Care to chat with us about the process of publishing Dianne’s book? From beginning to end, what proved to be the most challenging and most fulfilling?

What were we thinking of, taking on a foreign setting with foreign customs and language for our first outside contract? Seriously! And a series, at that!

Editing can be a challenge because I’m used to working closely with authors as they improve their manuscripts. With Dianne no longer here, I have to make decisions I think she would be proud of, or at least accepting of, while polishing as well as I know how and honoring her memory.

The most fulfilling moment was when we worked with our Head of Marketing, Nicole Miller of Miller Media Solutions, to design the draft of all the covers before Dianne died. Since we often use live models on our covers, Dianne helped chose the models. She was able to see the series of cover mockups shortly before her death and was overjoyed to see her characters come to life.

Though you didn’t ask, I will add that the most touching moment was when I opened a document of a book in the series to begin the second round of edits and found a sweet note from her that I’d never read. When I spend time with Rob and Maggie, I feel that Dianne is right beside me.

Thank you so much for joining us today! Is there anything else you would care to share with our readers today?

Dream big. Never give up out of discouragement. Give up or “give over” only if God tells you to. His imagination far outshines ours and He has amazing plans for each and every one of us!


Pepper said...

SO glad to have you on The Alley today! Welcome! What a great pic of you and your mom!!

I love how you said, "His imagination far outshines ours" - such encouragement to those of us who've been searching for the 'write' house for a long time :-)
And what a touching story about Diane Price. Beautiful.

Are you enjoying this publishing journey?

Pepper said...

And what's it like to work with your mom in publishing? :-) I'm really close to my mom, so I love to hear mother-daughter stories

Fr. David Bryant said...

What an inspiring post! Thank you so much for sharing your stories with us!

Wishing you all the best in both your writing and publishing journey!


Susan Anne Mason said...

OOPS!! Work account!

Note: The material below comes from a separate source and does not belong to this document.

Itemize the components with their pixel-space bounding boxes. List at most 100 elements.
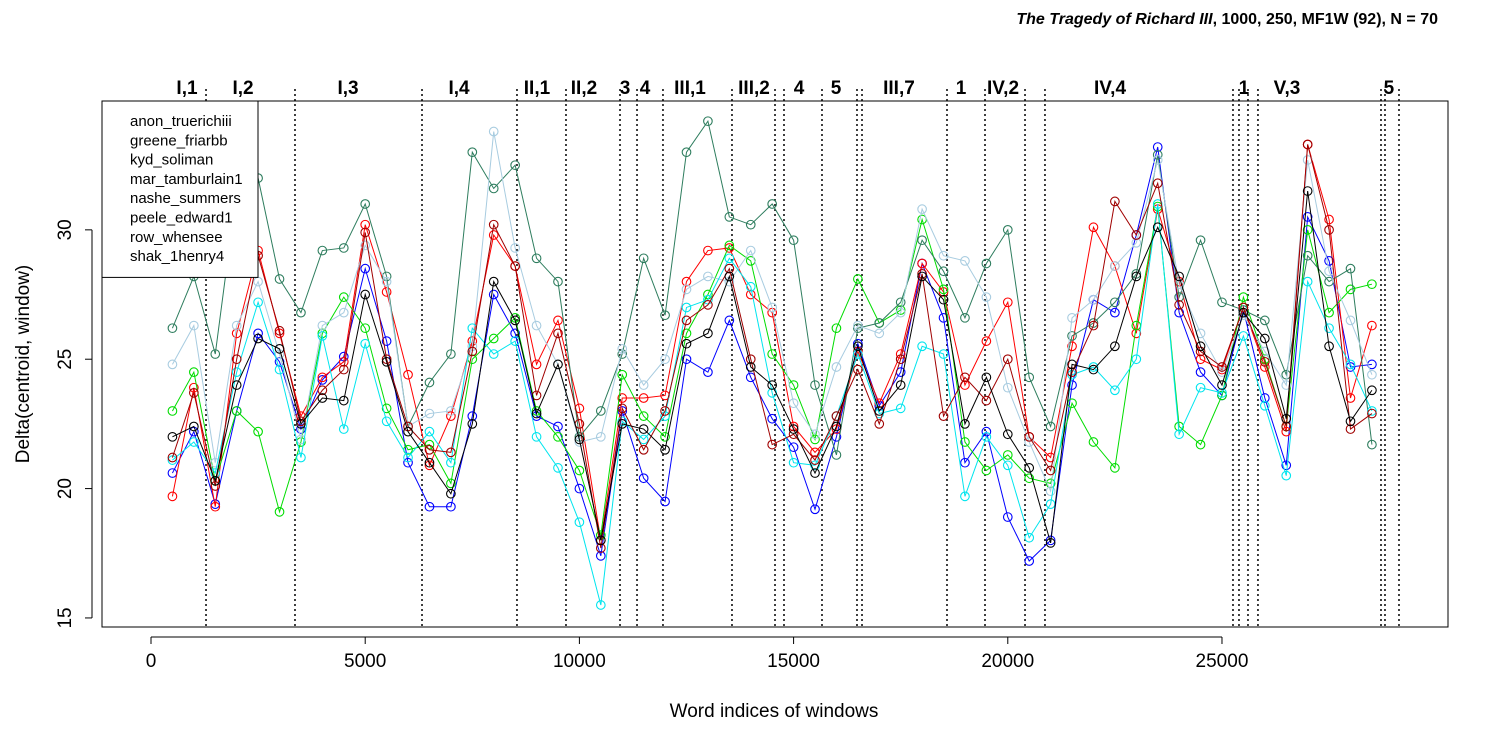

It's really me!
Sue :)

Michelle said...

Thanks for the words of encouragement!

Casey said...

LOL, Sue, you had me going there for a minute on the new readers we are bringing onto the Alley! ;-)) Thanks for stopping by today!

Casey said...

Christina, thank you so much for being here on the Alley with us today! I'm eager to see what comes of your partnership with Nicole Miller and your new publishing house!